A Band Without Music Majors

by Amanda Blanton, Iota – KKΨ, Georgia Institute of Technology |

The Georgia Institute of Technology Marching Band may seem like the usual college band program. We have a 350-person corps-style band fit with a full-sized pit and drumline, color guard, dance team, majorette line and a fire twirler to boot.  But there is one major difference between us and the bands that sit across from us in the stadium on any given Saturday: we don’t have any music majors.

Down in Atlanta, Georgia Tech’s claim to fame is its engineering and science programs. Our School of Music sits within the College of Architecture, the most “artsy” department on our campus.

The Georgia Tech Tuba Section looking out of the stands during a football game

Our Marching Band is under the professional leadership of four band directors. Since we do not have any graduate assistants, our organization is almost entirely student-run. The Tech Band has four drum majors, a couple sections leaders per section, a few Band Club officers and 3-4 students working on various teams such as uniforms, properties, libraries, etc. And of course, we have the help of our local Epsilon Theta chapter of Tau Beta Sigma and Iota chapter of Kappa Kappa Psi.

Our Greek organizations play a vital role in the success of the Band and School of Music. Iota and Epsilon Theta work closely to provide the Marching Band with anything they may need whether it be hosting a shoe-cleaning day before a performance, building a shelf to hold the new tuba bells, or purchasing water bottles for the visiting band on GAMEDAY (we never write that word in lowercase – one of our many quirky traditions). The Brothers and Sisters maintain a close relationship with the directors and are there to help the Marching Band with any and everything they may need.

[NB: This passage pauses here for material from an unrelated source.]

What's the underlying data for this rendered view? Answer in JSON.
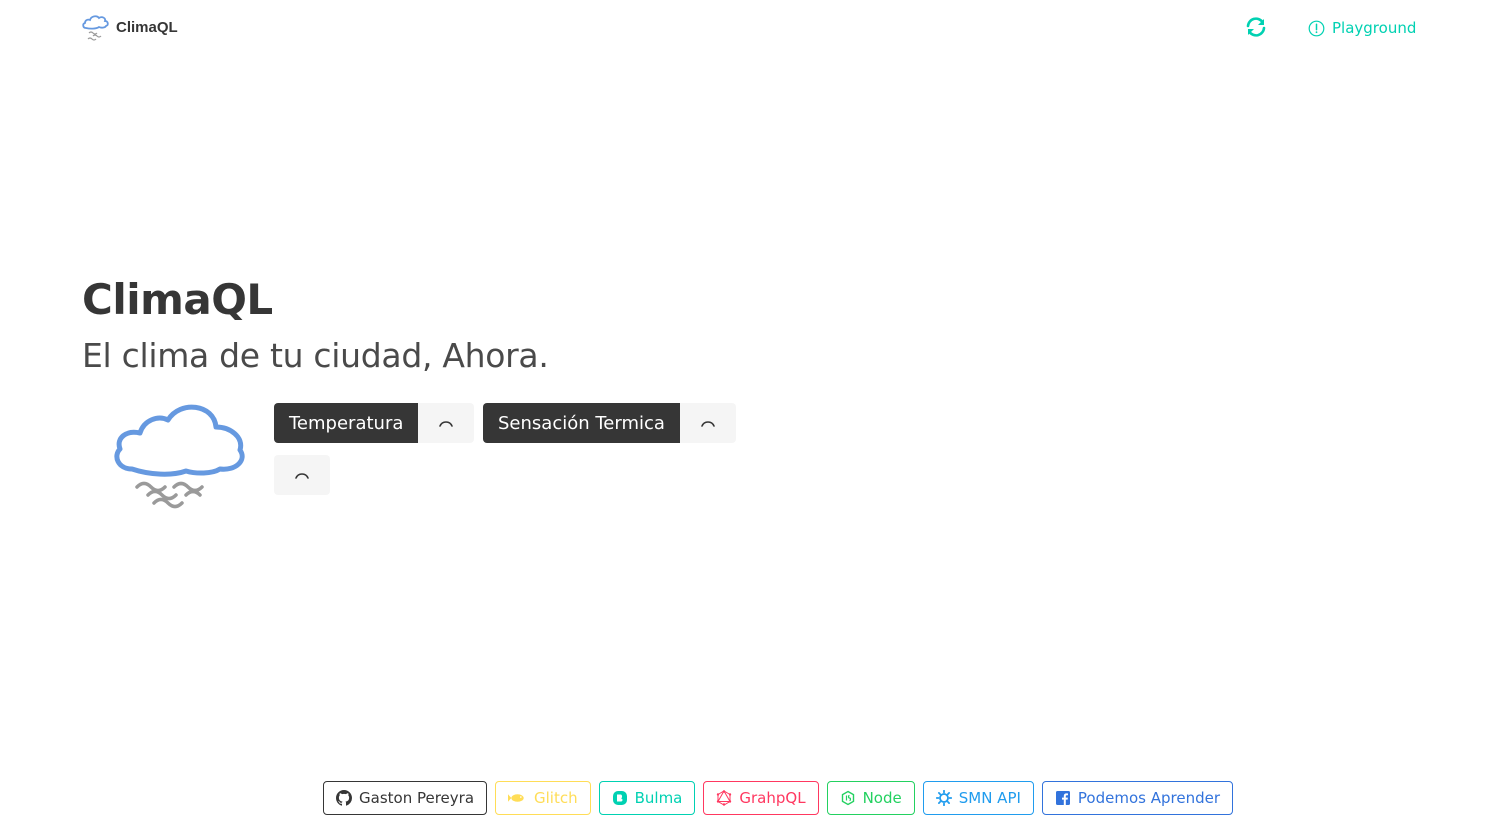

Since no one is enrolled in Marching Band to satisfy a core requirement or because they have to be there, some of the dynamics of Tech’s band are different from the usual college band. For instance, all students actually look forward to going to band practice every Monday, Wednesday Friday from 4-6. It is a guaranteed six hours a week where students don’t have to think about differential equations and thermodynamics, but on perfecting their sets and music. Students do not get paid or receive scholarships for participating, everyone is there because they just love it; they love music, they love the physical requirements, and of course, a two-hour GPA boost is always welcomed by GT students.

Brother Riley Winton has enjoyed his past four years participating in almost every ensemble in the School of Music –

“Georgia Tech’s music scene is incredibly unique because it allows musicians, marchers, and performers of all backgrounds to put their own spin on art. While maintaining a strong focus on research and technology, the average [Georgia Tech] musician brings a rare perspective to the field that pure musical training cannot necessarily bring alone”.

Georgia Tech Band on the field at Halftime with the city of Atlanta as their Back Drop

We unofficially call ourselves the “$1.98 Noise of the Southland.” This stems from our very chill and laid-back approach. Like most bands, we still learn two halftime shows a year, a full pre-game show and travel, in at least some part, to every football game. We have a complete blast and don’t have to wake up at 5am on GAMEDAY for a rehearsal. What keeps students coming back every year is the unique traditions we have developed over the past 104 years, the social aspect, the pride we have for our Institution and of course, our love of making music.

Brother Justin Brown came from a high school band of about 35 members. He saw the passion for music drift away and was then discouraged to join band in college. It was when he spoke with current members of the GT Band he decided to join his sophomore year and he never looked back. “I can say I am proud to be a Yellow Jacket, but I could never say that if I didn’t join the band,” Justin says.

“It truly gave me a sense school spirit with its continued practice of traditions and opened the door to join a great band frat that has been a big part of my life. More than anything, the band introduced me to people who share my same unique taste of music, which I thought I shared alone. All and all, the band made me a happier, more confident person and has given me friends, brothers, and relationships that will last a lifetime.”